Faust I
Faust I/II-Monsun
Zur Kritik von
http://hamburgischedramaturgie2punkt0.wordpress.com/2010/03/07/5-stuck-%E2%80%9Efaust-i-ii%E2%80%9C-von-torsten-diehl-am-07-marz-2010-im-monsun-theater/
Mephisto ist der Drahtzieher. An seinen Fäden hängen die Barbiepuppen Grete, Gretel, Magarete, Gretchen usw. Sechs sind es an der Zahl. Alle sind sie austauschbares Futter für den einst so lebensmüden Faust. Von seinen Endlife-Crisis-Gedanken hat Mephisto (Francis Rodrigues-Lopes) den ach so klugen Gelehrten und ach so armen Toren Faust zunächst einmal befreit. Ins pralle Leben hat er ihn hineingezogen. Sah Faust zu Beginn ziemlich alt und angeschlagen aus, so wirkt sich die Begegnung mit den lustvollen Seiten des Lebens sichtlich verjüngend aus. Der alte Faust (Andreas Jahncke) sieht in den Spiegel seines jüngeren Ichs (Martin Borkert). Minutenlang umkreisen sie sich, bis der Alte dem Jungen Platz macht.

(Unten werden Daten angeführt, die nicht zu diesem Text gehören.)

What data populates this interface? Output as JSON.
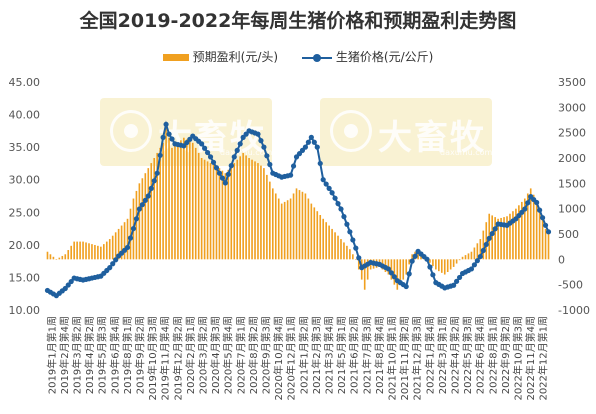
{
  "chart_data": {
    "type": "bar+line",
    "title": "全国2019-2022年每周生猪价格和预期盈利走势图",
    "legend_position": "top",
    "bar_series": {
      "name": "预期盈利(元/头)",
      "color": "#f0a020",
      "axis": "right"
    },
    "line_series": {
      "name": "生猪价格(元/公斤)",
      "color": "#1f5f9e",
      "axis": "left"
    },
    "left_axis": {
      "min": 10,
      "max": 45,
      "step": 5,
      "tick_labels": [
        "10.00",
        "15.00",
        "20.00",
        "25.00",
        "30.00",
        "35.00",
        "40.00",
        "45.00"
      ]
    },
    "right_axis": {
      "min": -1000,
      "max": 3500,
      "step": 500,
      "tick_labels": [
        "-1000",
        "-500",
        "0",
        "500",
        "1000",
        "1500",
        "2000",
        "2500",
        "3000",
        "3500"
      ]
    },
    "grid": false,
    "x_tick_labels": [
      "2019年1月第1周",
      "2019年2月第4周",
      "2019年3月第2周",
      "2019年4月第2周",
      "2019年5月第3周",
      "2019年6月第4周",
      "2019年8月第1周",
      "2019年9月第2周",
      "2019年10月第3周",
      "2019年11月第4周",
      "2019年12月第2周",
      "2020年2月第1周",
      "2020年3月第2周",
      "2020年4月第3周",
      "2020年5月第4周",
      "2020年7月第1周",
      "2020年8月第2周",
      "2020年9月第3周",
      "2020年10月第4周",
      "2020年12月第1周",
      "2021年1月第2周",
      "2021年2月第3周",
      "2021年3月第4周",
      "2021年5月第1周",
      "2021年6月第2周",
      "2021年7月第3周",
      "2021年8月第4周",
      "2021年10月第1周",
      "2021年11月第2周",
      "2021年12月第3周",
      "2022年1月第4周",
      "2022年3月第1周",
      "2022年4月第2周",
      "2022年5月第3周",
      "2022年6月第4周",
      "2022年8月第1周",
      "2022年9月第2周",
      "2022年10月第3周",
      "2022年11月第4周",
      "2022年12月第1周"
    ],
    "price_keypoints": [
      [
        0,
        13.0
      ],
      [
        3,
        12.2
      ],
      [
        6,
        13.3
      ],
      [
        9,
        14.9
      ],
      [
        12,
        14.6
      ],
      [
        15,
        14.9
      ],
      [
        18,
        15.2
      ],
      [
        21,
        16.5
      ],
      [
        24,
        18.3
      ],
      [
        27,
        19.6
      ],
      [
        29,
        22.5
      ],
      [
        31,
        25.5
      ],
      [
        34,
        27.5
      ],
      [
        37,
        31.0
      ],
      [
        39,
        36.5
      ],
      [
        40,
        38.5
      ],
      [
        41,
        37.0
      ],
      [
        43,
        35.5
      ],
      [
        46,
        35.2
      ],
      [
        49,
        36.7
      ],
      [
        52,
        35.5
      ],
      [
        55,
        33.5
      ],
      [
        58,
        31.0
      ],
      [
        60,
        29.5
      ],
      [
        63,
        33.5
      ],
      [
        66,
        36.5
      ],
      [
        68,
        37.5
      ],
      [
        71,
        37.0
      ],
      [
        73,
        35.0
      ],
      [
        76,
        31.0
      ],
      [
        79,
        30.4
      ],
      [
        82,
        30.7
      ],
      [
        84,
        33.5
      ],
      [
        87,
        35.0
      ],
      [
        89,
        36.5
      ],
      [
        91,
        35.0
      ],
      [
        93,
        30.0
      ],
      [
        96,
        28.0
      ],
      [
        99,
        25.5
      ],
      [
        102,
        22.0
      ],
      [
        104,
        19.5
      ],
      [
        106,
        16.5
      ],
      [
        109,
        17.3
      ],
      [
        112,
        17.0
      ],
      [
        115,
        16.3
      ],
      [
        118,
        14.5
      ],
      [
        121,
        13.6
      ],
      [
        123,
        17.5
      ],
      [
        125,
        19.0
      ],
      [
        128,
        17.8
      ],
      [
        131,
        14.2
      ],
      [
        134,
        13.4
      ],
      [
        137,
        13.8
      ],
      [
        140,
        15.6
      ],
      [
        143,
        16.3
      ],
      [
        146,
        18.2
      ],
      [
        149,
        21.0
      ],
      [
        152,
        23.2
      ],
      [
        155,
        23.0
      ],
      [
        158,
        24.0
      ],
      [
        161,
        25.5
      ],
      [
        163,
        27.4
      ],
      [
        165,
        26.5
      ],
      [
        168,
        23.0
      ],
      [
        169,
        22.0
      ]
    ],
    "profit_keypoints": [
      [
        0,
        150
      ],
      [
        3,
        0
      ],
      [
        6,
        100
      ],
      [
        9,
        350
      ],
      [
        12,
        350
      ],
      [
        15,
        300
      ],
      [
        18,
        250
      ],
      [
        21,
        400
      ],
      [
        24,
        600
      ],
      [
        27,
        800
      ],
      [
        29,
        1200
      ],
      [
        31,
        1500
      ],
      [
        34,
        1800
      ],
      [
        37,
        2100
      ],
      [
        39,
        2300
      ],
      [
        40,
        2600
      ],
      [
        42,
        2200
      ],
      [
        46,
        2400
      ],
      [
        49,
        2300
      ],
      [
        52,
        2000
      ],
      [
        55,
        1900
      ],
      [
        58,
        1800
      ],
      [
        60,
        1700
      ],
      [
        63,
        1900
      ],
      [
        66,
        2100
      ],
      [
        68,
        2000
      ],
      [
        71,
        1900
      ],
      [
        73,
        1800
      ],
      [
        76,
        1400
      ],
      [
        79,
        1100
      ],
      [
        82,
        1200
      ],
      [
        84,
        1400
      ],
      [
        87,
        1300
      ],
      [
        89,
        1100
      ],
      [
        91,
        950
      ],
      [
        93,
        800
      ],
      [
        96,
        600
      ],
      [
        99,
        400
      ],
      [
        102,
        200
      ],
      [
        104,
        0
      ],
      [
        106,
        -400
      ],
      [
        107,
        -600
      ],
      [
        109,
        -200
      ],
      [
        112,
        -150
      ],
      [
        115,
        -300
      ],
      [
        118,
        -600
      ],
      [
        121,
        -300
      ],
      [
        123,
        100
      ],
      [
        125,
        200
      ],
      [
        128,
        0
      ],
      [
        131,
        -200
      ],
      [
        134,
        -300
      ],
      [
        137,
        -150
      ],
      [
        140,
        50
      ],
      [
        143,
        150
      ],
      [
        146,
        400
      ],
      [
        149,
        900
      ],
      [
        152,
        800
      ],
      [
        155,
        850
      ],
      [
        158,
        1000
      ],
      [
        161,
        1200
      ],
      [
        163,
        1400
      ],
      [
        165,
        1150
      ],
      [
        168,
        600
      ],
      [
        169,
        500
      ]
    ],
    "week_count": 170
  }
}
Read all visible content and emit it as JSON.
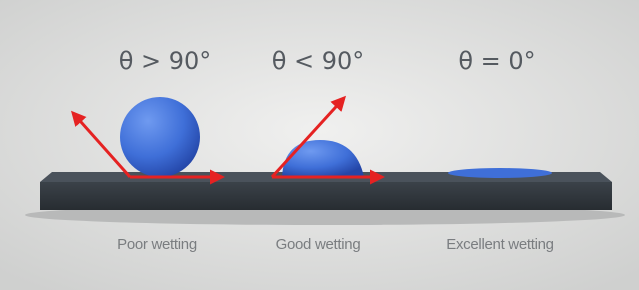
{
  "panels": [
    {
      "angle": "θ > 90°",
      "label": "Poor wetting"
    },
    {
      "angle": "θ < 90°",
      "label": "Good wetting"
    },
    {
      "angle": "θ = 0°",
      "label": "Excellent wetting"
    }
  ]
}
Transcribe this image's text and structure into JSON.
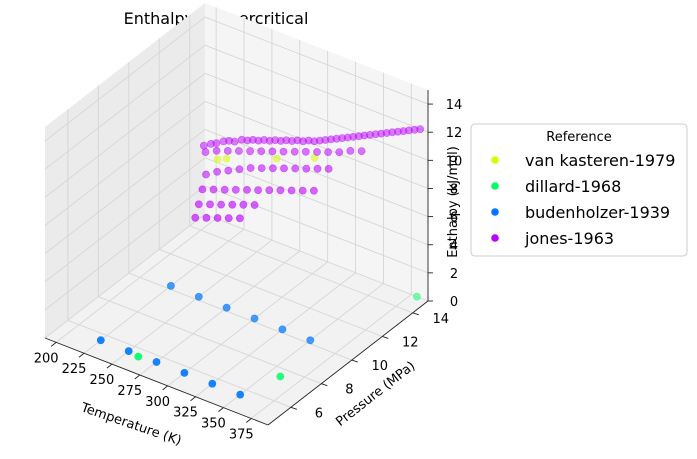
{
  "chart_data": {
    "type": "scatter",
    "projection": "3d",
    "title": "Enthalpy - supercritical",
    "xlabel": "Temperature (K)",
    "ylabel": "Pressure (MPa)",
    "zlabel": "Enthalpy (kJ/mol)",
    "xlim": [
      190,
      390
    ],
    "ylim": [
      4.5,
      15
    ],
    "zlim": [
      0,
      15
    ],
    "xticks": [
      200,
      225,
      250,
      275,
      300,
      325,
      350,
      375
    ],
    "yticks": [
      6,
      8,
      10,
      12,
      14
    ],
    "zticks": [
      0,
      2,
      4,
      6,
      8,
      10,
      12,
      14
    ],
    "grid": true,
    "legend": {
      "title": "Reference",
      "placement": "right"
    },
    "series": [
      {
        "name": "van kasteren-1979",
        "color": "#d4ff00",
        "points": [
          [
            215,
            14,
            5.5
          ],
          [
            223,
            14,
            5.8
          ],
          [
            268,
            14,
            7.2
          ],
          [
            302,
            14,
            8.3
          ]
        ]
      },
      {
        "name": "dillard-1968",
        "color": "#00ff66",
        "points": [
          [
            260,
            5.5,
            0
          ],
          [
            360,
            7.5,
            0
          ],
          [
            380,
            15,
            0
          ]
        ]
      },
      {
        "name": "budenholzer-1939",
        "color": "#0077ff",
        "points": [
          [
            225,
            5.6,
            0
          ],
          [
            250,
            5.6,
            0
          ],
          [
            275,
            5.6,
            0
          ],
          [
            300,
            5.6,
            0
          ],
          [
            325,
            5.6,
            0
          ],
          [
            350,
            5.6,
            0
          ],
          [
            225,
            10.2,
            0
          ],
          [
            250,
            10.2,
            0
          ],
          [
            275,
            10.2,
            0
          ],
          [
            300,
            10.2,
            0
          ],
          [
            325,
            10.2,
            0
          ],
          [
            350,
            10.2,
            0
          ]
        ]
      },
      {
        "name": "jones-1963",
        "color": "#bb00ff",
        "points": [
          [
            193,
            14.7,
            5.2
          ],
          [
            198,
            14.8,
            5.4
          ],
          [
            203,
            14.8,
            5.6
          ],
          [
            208,
            14.9,
            5.8
          ],
          [
            213,
            14.9,
            6.0
          ],
          [
            218,
            14.9,
            6.1
          ],
          [
            223,
            15,
            6.3
          ],
          [
            228,
            15,
            6.4
          ],
          [
            233,
            15,
            6.6
          ],
          [
            238,
            15,
            6.7
          ],
          [
            243,
            15,
            6.9
          ],
          [
            248,
            15,
            7.0
          ],
          [
            253,
            15,
            7.2
          ],
          [
            258,
            15,
            7.3
          ],
          [
            263,
            15,
            7.5
          ],
          [
            268,
            15,
            7.6
          ],
          [
            273,
            15,
            7.8
          ],
          [
            278,
            15,
            7.9
          ],
          [
            283,
            15,
            8.1
          ],
          [
            288,
            15,
            8.2
          ],
          [
            293,
            15,
            8.4
          ],
          [
            298,
            15,
            8.6
          ],
          [
            303,
            15,
            8.8
          ],
          [
            308,
            15,
            9.0
          ],
          [
            313,
            15,
            9.2
          ],
          [
            318,
            15,
            9.4
          ],
          [
            323,
            15,
            9.6
          ],
          [
            328,
            15,
            9.8
          ],
          [
            333,
            15,
            10.0
          ],
          [
            338,
            15,
            10.2
          ],
          [
            343,
            15,
            10.4
          ],
          [
            348,
            15,
            10.6
          ],
          [
            353,
            15,
            10.8
          ],
          [
            358,
            15,
            11.0
          ],
          [
            363,
            15,
            11.2
          ],
          [
            368,
            15,
            11.4
          ],
          [
            373,
            15,
            11.6
          ],
          [
            378,
            15,
            11.8
          ],
          [
            383,
            15,
            12.0
          ],
          [
            200,
            14.3,
            5.3
          ],
          [
            210,
            14.3,
            5.7
          ],
          [
            220,
            14.3,
            6.0
          ],
          [
            230,
            14.3,
            6.3
          ],
          [
            240,
            14.3,
            6.6
          ],
          [
            250,
            14.3,
            6.9
          ],
          [
            260,
            14.3,
            7.2
          ],
          [
            270,
            14.3,
            7.5
          ],
          [
            280,
            14.3,
            7.8
          ],
          [
            290,
            14.3,
            8.1
          ],
          [
            300,
            14.3,
            8.4
          ],
          [
            310,
            14.3,
            8.7
          ],
          [
            320,
            14.3,
            9.0
          ],
          [
            330,
            14.3,
            9.4
          ],
          [
            340,
            14.3,
            9.7
          ],
          [
            210,
            13.6,
            4.6
          ],
          [
            220,
            13.6,
            5.1
          ],
          [
            230,
            13.6,
            5.5
          ],
          [
            240,
            13.6,
            5.9
          ],
          [
            250,
            13.6,
            6.3
          ],
          [
            260,
            13.6,
            6.6
          ],
          [
            270,
            13.6,
            6.9
          ],
          [
            280,
            13.6,
            7.2
          ],
          [
            290,
            13.6,
            7.5
          ],
          [
            300,
            13.6,
            7.8
          ],
          [
            310,
            13.6,
            8.1
          ],
          [
            320,
            13.6,
            8.4
          ],
          [
            215,
            13.0,
            4.2
          ],
          [
            225,
            13.0,
            4.5
          ],
          [
            235,
            13.0,
            4.8
          ],
          [
            245,
            13.0,
            5.1
          ],
          [
            255,
            13.0,
            5.4
          ],
          [
            265,
            13.0,
            5.7
          ],
          [
            275,
            13.0,
            6.0
          ],
          [
            285,
            13.0,
            6.3
          ],
          [
            295,
            13.0,
            6.6
          ],
          [
            305,
            13.0,
            6.9
          ],
          [
            315,
            13.0,
            7.2
          ],
          [
            220,
            12.4,
            3.8
          ],
          [
            230,
            12.4,
            4.1
          ],
          [
            240,
            12.4,
            4.4
          ],
          [
            250,
            12.4,
            4.7
          ],
          [
            260,
            12.4,
            5.0
          ],
          [
            270,
            12.4,
            5.3
          ],
          [
            225,
            11.8,
            3.5
          ],
          [
            235,
            11.8,
            3.8
          ],
          [
            245,
            11.8,
            4.1
          ],
          [
            255,
            11.8,
            4.4
          ],
          [
            265,
            11.8,
            4.7
          ]
        ]
      }
    ]
  }
}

Faust gerät in einen wahren Drogenrausch. Wie unter LSD erlebt er sich selbst in Bilderwelten, die in lila-blauen-silbernen Farbflashs berauschen. Die zweigeteilte Bühne erlaubt durch Projektionen auf den durchscheinenden Vorhang in der Mitte die Erzeugung von berauschenden Licht- und Bildeffekten. Im hinteren Bereich spielen sich Fantasien ab, während sich Faust im vorderen Bereich der von Mephisto erschaffenen Wirklichkeit zu stellen versucht.

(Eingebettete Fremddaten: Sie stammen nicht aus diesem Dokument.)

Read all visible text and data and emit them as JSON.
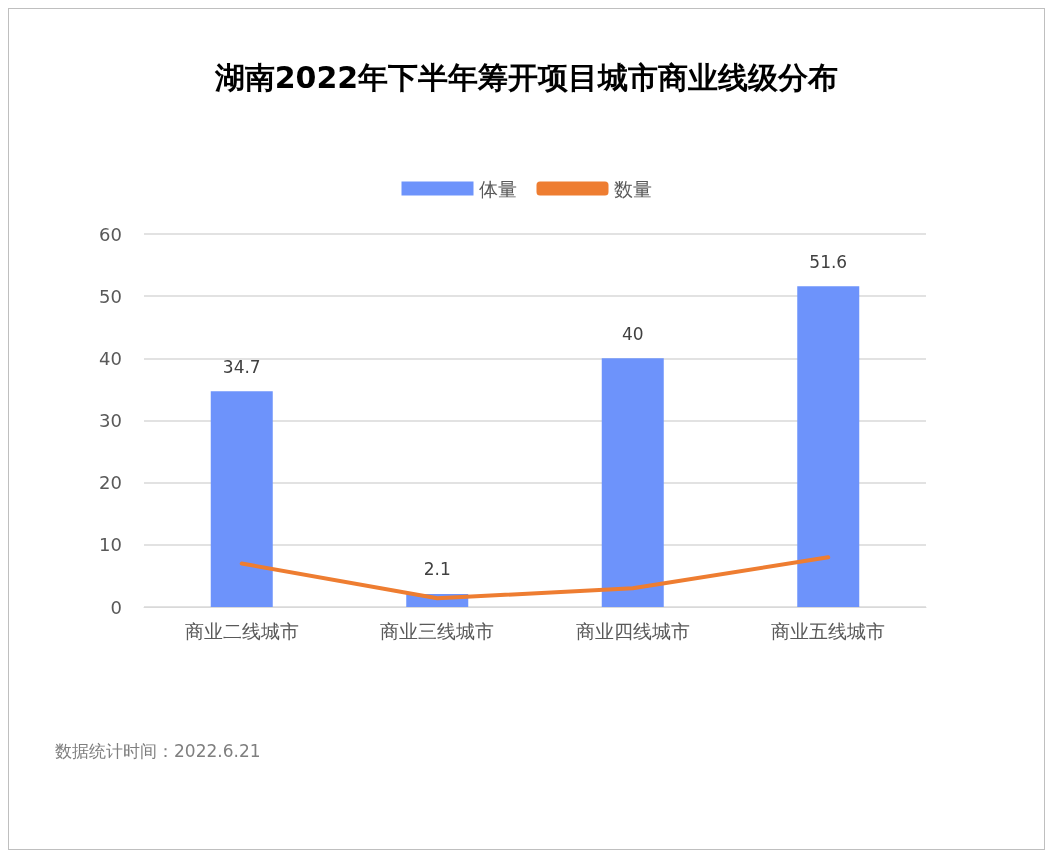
{
  "chart_data": {
    "type": "bar",
    "title": "湖南2022年下半年筹开项目城市商业线级分布",
    "categories": [
      "商业二线城市",
      "商业三线城市",
      "商业四线城市",
      "商业五线城市"
    ],
    "series": [
      {
        "name": "体量",
        "color": "#6d93fb",
        "values": [
          34.7,
          2.1,
          40,
          51.6
        ],
        "value_labels": [
          "34.7",
          "2.1",
          "40",
          "51.6"
        ]
      },
      {
        "name": "数量",
        "type": "line",
        "color": "#ee7d31",
        "values": [
          7,
          1.4,
          3,
          8
        ]
      }
    ],
    "ylim": [
      0,
      60
    ],
    "yticks": [
      0,
      10,
      20,
      30,
      40,
      50,
      60
    ],
    "grid": "y",
    "legend": "top",
    "marker": "none",
    "annotations": [
      "数据统计时间：2022.6.21"
    ]
  }
}
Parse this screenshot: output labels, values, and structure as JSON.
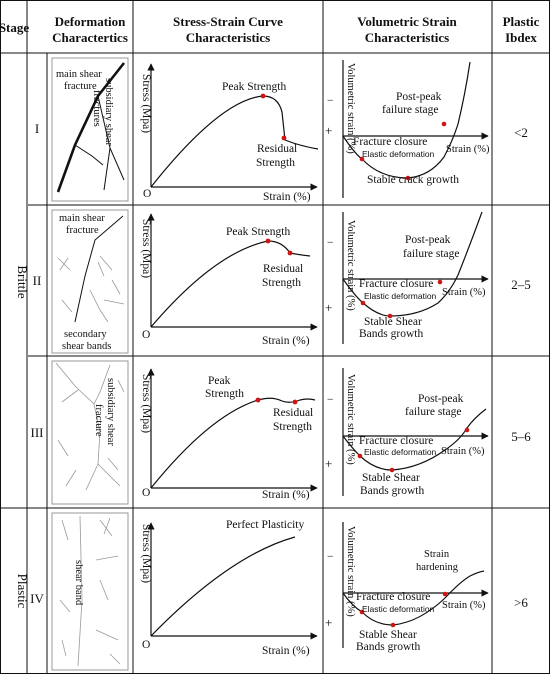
{
  "header": {
    "stage": "Stage",
    "deformation": [
      "Deformation",
      "Charactertics"
    ],
    "stress_strain": [
      "Stress-Strain Curve",
      "Characteristics"
    ],
    "volumetric": [
      "Volumetric Strain",
      "Characteristics"
    ],
    "plastic_index": [
      "Plastic",
      "Ibdex"
    ]
  },
  "groups": {
    "brittle": "Brittle",
    "plastic": "Plastic"
  },
  "common": {
    "stress_axis": "Stress (Mpa)",
    "strain_axis": "Strain (%)",
    "origin": "O",
    "vol_axis": "Volumetric strain (%)",
    "minus": "−",
    "plus": "+",
    "vol_strain": "Strain (%)",
    "fracture_closure": "Fracture closure",
    "elastic_deformation": "Elastic deformation"
  },
  "rows": [
    {
      "stage": "I",
      "deform_labels": [
        "main shear",
        "fracture",
        "subsidiary shear",
        "fractures"
      ],
      "stress_labels": [
        "Peak Strength",
        "Residual",
        "Strength"
      ],
      "vol_labels": [
        "Post-peak",
        "failure stage",
        "Stable crack growth"
      ],
      "index": "<2"
    },
    {
      "stage": "II",
      "deform_labels": [
        "main shear",
        "fracture",
        "secondary",
        "shear bands"
      ],
      "stress_labels": [
        "Peak Strength",
        "Residual",
        "Strength"
      ],
      "vol_labels": [
        "Post-peak",
        "failure stage",
        "Stable Shear",
        "Bands growth"
      ],
      "index": "2–5"
    },
    {
      "stage": "III",
      "deform_labels": [
        "subsidiary shear",
        "fracture"
      ],
      "stress_labels": [
        "Peak",
        "Strength",
        "Residual",
        "Strength"
      ],
      "vol_labels": [
        "Post-peak",
        "failure stage",
        "Stable Shear",
        "Bands growth"
      ],
      "index": "5–6"
    },
    {
      "stage": "IV",
      "deform_labels": [
        "shear band"
      ],
      "stress_labels": [
        "Perfect Plasticity"
      ],
      "vol_labels": [
        "Strain",
        "hardening",
        "Stable Shear",
        "Bands growth"
      ],
      "index": ">6"
    }
  ]
}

Als Faust der süßen Grete auf der Straße begegnet, ist sein Interesse sofort geweckt. Wie große Barbiepüppchen bewegen sich ihre sechs Inkarnationen. Roboterhaft sind ihre Bewegungen, angestoßen werden sie von Mephisto. Manchmal muss er auch einen Akkuschrauber benutzen, um sie wieder in Schwung zu bringen.
Klugerweise entschied sich Regisseur Torsten Diehl die kurze Liebe und das dramatische Ende Gretens nur von einer Schauspielerin (Sina Martens) und ohne Roboteranmutung spielen zu lassen. Gegen ihre wahren Gefühle ist selbst Mephisto machtlos.

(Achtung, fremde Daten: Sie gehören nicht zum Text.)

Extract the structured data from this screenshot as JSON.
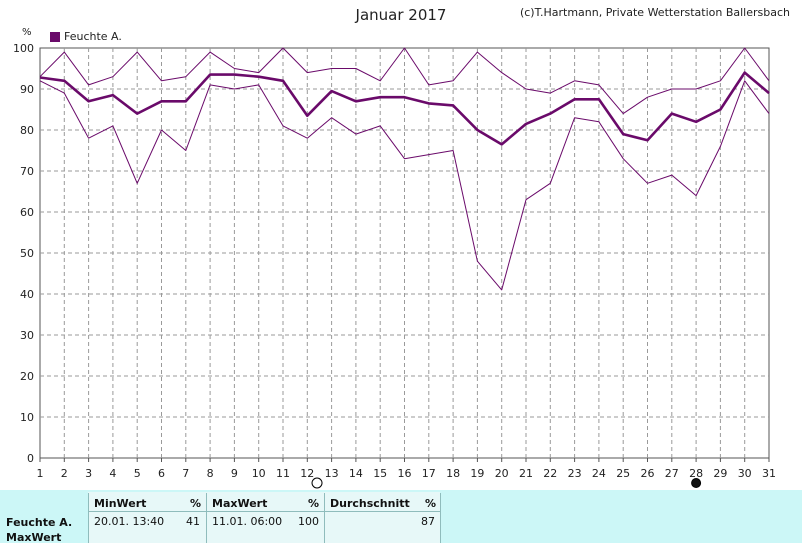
{
  "chart_data": {
    "type": "line",
    "title": "Januar 2017",
    "credit": "(c)T.Hartmann, Private Wetterstation Ballersbach",
    "ylabel": "%",
    "ylim": [
      0,
      100
    ],
    "yticks": [
      0,
      10,
      20,
      30,
      40,
      50,
      60,
      70,
      80,
      90,
      100
    ],
    "x": [
      1,
      2,
      3,
      4,
      5,
      6,
      7,
      8,
      9,
      10,
      11,
      12,
      13,
      14,
      15,
      16,
      17,
      18,
      19,
      20,
      21,
      22,
      23,
      24,
      25,
      26,
      27,
      28,
      29,
      30,
      31
    ],
    "legend": "Feuchte A.",
    "series": [
      {
        "key": "max",
        "values": [
          93,
          99,
          91,
          93,
          99,
          92,
          93,
          99,
          95,
          94,
          100,
          94,
          95,
          95,
          92,
          100,
          91,
          92,
          99,
          94,
          90,
          89,
          92,
          91,
          84,
          88,
          90,
          90,
          92,
          100,
          92
        ]
      },
      {
        "key": "avg",
        "values": [
          92.8,
          92,
          87,
          88.5,
          84,
          87,
          87,
          93.5,
          93.5,
          93,
          92,
          83.5,
          89.5,
          87,
          88,
          88,
          86.5,
          86,
          80,
          76.5,
          81.5,
          84,
          87.5,
          87.5,
          79,
          77.5,
          84,
          82,
          85,
          94,
          89
        ]
      },
      {
        "key": "min",
        "values": [
          92,
          89,
          78,
          81,
          67,
          80,
          75,
          91,
          90,
          91,
          81,
          78,
          83,
          79,
          81,
          73,
          74,
          75,
          48,
          41,
          63,
          67,
          83,
          82,
          73,
          67,
          69,
          64,
          76,
          92,
          84
        ]
      }
    ],
    "grid": true
  },
  "colors": {
    "series": "#6a0a6a",
    "grid": "#9a9a9a",
    "panel": "#ccf7f7"
  },
  "markers": {
    "new_moon_day": 12.4,
    "full_moon_day": 28
  },
  "table": {
    "row_label": "Feuchte A.",
    "row2_label": "MaxWert",
    "min_header": "MinWert",
    "min_unit": "%",
    "min_time": "20.01.  13:40",
    "min_value": "41",
    "max_header": "MaxWert",
    "max_unit": "%",
    "max_time": "11.01.  06:00",
    "max_value": "100",
    "avg_header": "Durchschnitt",
    "avg_unit": "%",
    "avg_value": "87"
  }
}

Diehl findet in seiner Interpretation des Faustschen Erkenntnisdrangs eine neue zeitgemäße Sichtweise. Wo jeder nur an seiner eigenen Selbstdarstellung interessiert ist, kommt der Wille zur Sinnsuche zu kurz. Hier ist der Event und der damit verbundene Gefühlflash schon der eigentliche Sinn des Tuns.